1 files changed, 94 insertions, 0 deletions

diff --git a/source/know/concept/hermite-polynomials/index.md b/source/know/concept/hermite-polynomials/index.md
new file mode 100644
index 0000000..17e61df
--- /dev/null
+++ b/source/know/concept/hermite-polynomials/index.md
@@ -0,0 +1,94 @@
+---
+title: "Hermite polynomials"
+date: 2021-09-08
+categories:
+- Mathematics
+- Statistics
+layout: "concept"
+---
+
+The **Hermite polynomials** are a set of functions
+that appear in physics and statistics,
+although slightly different definitions are used in those fields.
+
+
+## Physicists' definition
+
+The **Hermite equation** is an eigenvalue problem for $n$,
+and the Hermite polynomials $H_n(x)$ are its eigenfunctions $u(x)$,
+subject to the boundary condition that $u$ grows at most polynomially,
+in which case the eigenvalues $n$ are non-negative integers:
+
+$$\begin{aligned}
+    \boxed{
+        u'' - 2 x u' + 2 n u = 0
+    }
+\end{aligned}$$
+
+The $n$th-order Hermite polynomial $H_n(x)$
+is therefore as follows, according to physicists:
+
+$$\begin{aligned}
+    H_n(x)
+    &= (-1)^n \exp(x^2) \dvn{n}{}{x}\exp(- x^2)
+    \\
+    &= \Big( 2 x - \dv{}{x}\Big)^n 1
+\end{aligned}$$
+
+This form is known as a *Rodrigues' formula*.
+The first handful of Hermite polynomials are:
+
+$$\begin{gathered}
+    H_0(x) = 1
+    \qquad \quad
+    H_1(x) = 2 x
+    \qquad \quad
+    H_2(x) = 4 x^2 - 2
+    \\
+    H_3(x) = 8 x^3 - 12 x
+    \qquad \quad
+    H_4(x) = 16 x^4 - 48 x^2 + 12
+\end{gathered}$$
+
+And then more $H_n$ can be computed quickly
+using the following recurrence relation:
+
+$$\begin{aligned}
+    \boxed{
+        H_{n + 1}(x) = 2 x H_n(x) - 2n H_{n-1}(x)
+    }
+\end{aligned}$$
+
+They (almost) form an *Appell sequence*,
+meaning their derivatives are like so:
+
+$$\begin{aligned}
+    \boxed{
+        \dvn{k}{}{x}H_n(x)
+        = 2^k \frac{n!}{(n - k)!} H_{n - k}(x)
+    }
+\end{aligned}$$
+
+Importantly, all $H_n$ are orthogonal with respect to the weight function $w(x) \equiv \exp(- x^2)$:
+
+$$\begin{aligned}
+    \boxed{
+        \Inprod{H_n}{w H_m}
+        \equiv \int_{-\infty}^\infty H_n(x) \: H_m(x) \: w(x) \dd{x}
+        = \sqrt{\pi} 2^n n! \: \delta_{nm}
+    }
+\end{aligned}$$
+
+Where $\delta_{nm}$ is the Kronecker delta.
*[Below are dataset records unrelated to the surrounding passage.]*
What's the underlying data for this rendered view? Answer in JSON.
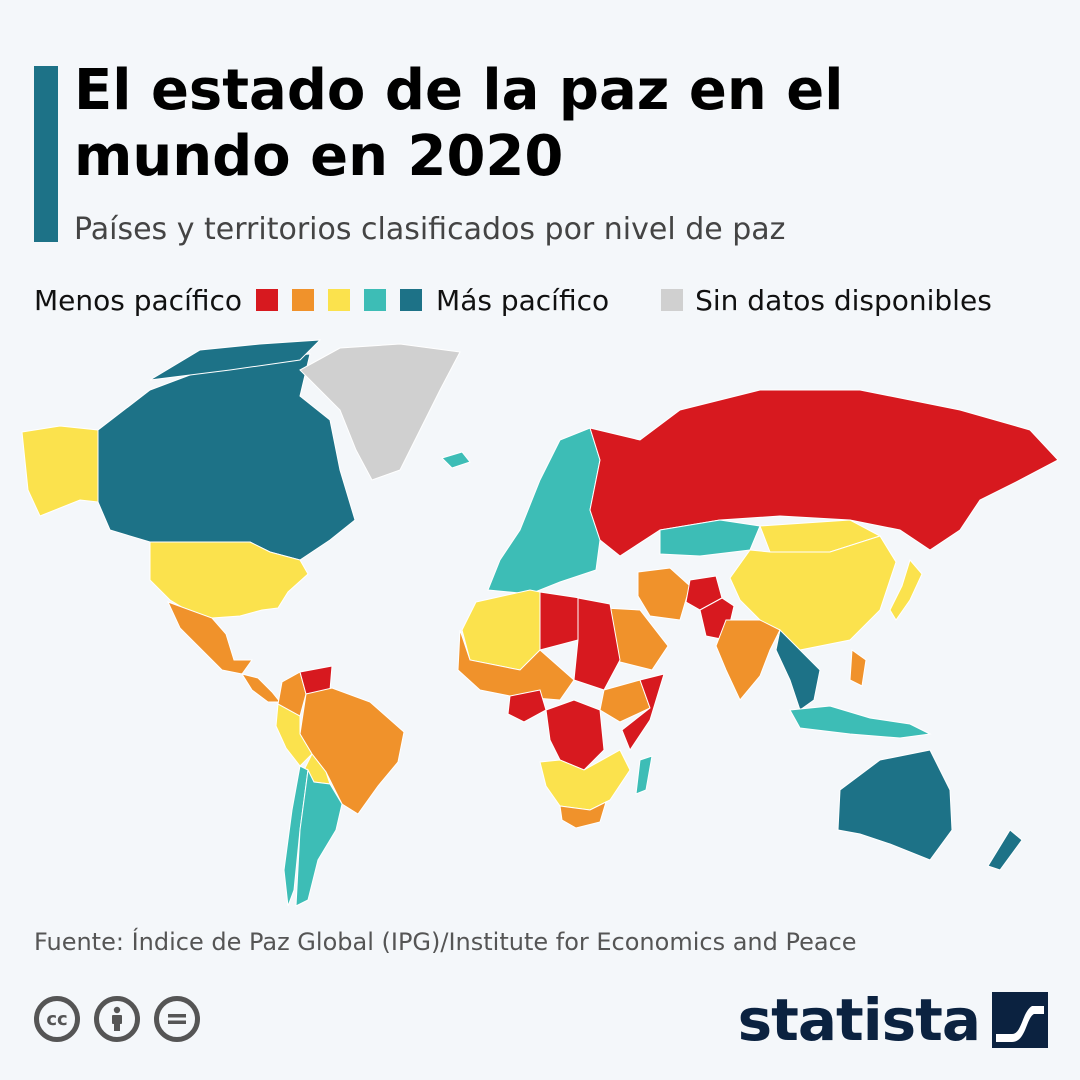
{
  "header": {
    "title": "El estado de la paz en el mundo en 2020",
    "subtitle": "Países y territorios clasificados por nivel de paz"
  },
  "legend": {
    "less_label": "Menos pacífico",
    "more_label": "Más pacífico",
    "nodata_label": "Sin datos disponibles",
    "scale_colors": [
      "#d7191f",
      "#f0922b",
      "#fbe24d",
      "#3dbdb6",
      "#1d7287"
    ],
    "nodata_color": "#d0d0d0"
  },
  "map": {
    "regions": [
      {
        "name": "Alaska",
        "level": 3
      },
      {
        "name": "Canadá",
        "level": 5
      },
      {
        "name": "Estados Unidos",
        "level": 3
      },
      {
        "name": "México",
        "level": 2
      },
      {
        "name": "Centroamérica",
        "level": 2
      },
      {
        "name": "Colombia",
        "level": 2
      },
      {
        "name": "Venezuela",
        "level": 1
      },
      {
        "name": "Brasil",
        "level": 2
      },
      {
        "name": "Perú",
        "level": 3
      },
      {
        "name": "Bolivia",
        "level": 3
      },
      {
        "name": "Chile",
        "level": 4
      },
      {
        "name": "Argentina",
        "level": 4
      },
      {
        "name": "Groenlandia",
        "level": 0
      },
      {
        "name": "Islandia",
        "level": 4
      },
      {
        "name": "Europa",
        "level": 4
      },
      {
        "name": "Rusia",
        "level": 1
      },
      {
        "name": "Kazajistán",
        "level": 4
      },
      {
        "name": "China",
        "level": 3
      },
      {
        "name": "Mongolia",
        "level": 3
      },
      {
        "name": "India",
        "level": 2
      },
      {
        "name": "Pakistán",
        "level": 1
      },
      {
        "name": "Afganistán",
        "level": 1
      },
      {
        "name": "Irán",
        "level": 2
      },
      {
        "name": "Arabia Saudita",
        "level": 2
      },
      {
        "name": "Japón",
        "level": 5
      },
      {
        "name": "Sudeste Asiático",
        "level": 3
      },
      {
        "name": "Indonesia",
        "level": 4
      },
      {
        "name": "Filipinas",
        "level": 2
      },
      {
        "name": "Australia",
        "level": 5
      },
      {
        "name": "Nueva Zelanda",
        "level": 5
      },
      {
        "name": "Norte de África",
        "level": 3
      },
      {
        "name": "Libia",
        "level": 1
      },
      {
        "name": "Sudán",
        "level": 1
      },
      {
        "name": "RD Congo",
        "level": 1
      },
      {
        "name": "Nigeria",
        "level": 1
      },
      {
        "name": "Sahel",
        "level": 2
      },
      {
        "name": "Somalia",
        "level": 1
      },
      {
        "name": "Etiopía",
        "level": 2
      },
      {
        "name": "África Austral",
        "level": 3
      },
      {
        "name": "Sudáfrica",
        "level": 2
      },
      {
        "name": "Madagascar",
        "level": 4
      }
    ]
  },
  "footer": {
    "source": "Fuente: Índice de Paz Global (IPG)/Institute for Economics and Peace",
    "brand": "statista",
    "license_icons": [
      "cc-icon",
      "attribution-icon",
      "no-derivatives-icon"
    ]
  }
}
+Finally, they form a basis in the [Hilbert space](/know/concept/hilbert-space/)
+of all functions $f(x)$ for which $\Inprod{f}{w f}$ is finite.
+This means that every such $f$ can be expanded in $H_n$:
+
+$$\begin{aligned}
+    \boxed{
+        f(x)
+        = \sum_{n = 0}^\infty a_n H_n(x)
+        = \sum_{n = 0}^\infty \frac{\Inprod{H_n}{w f}}{\Inprod{H_n}{w H_n}} H_n(x)
+    }
+\end{aligned}$$
+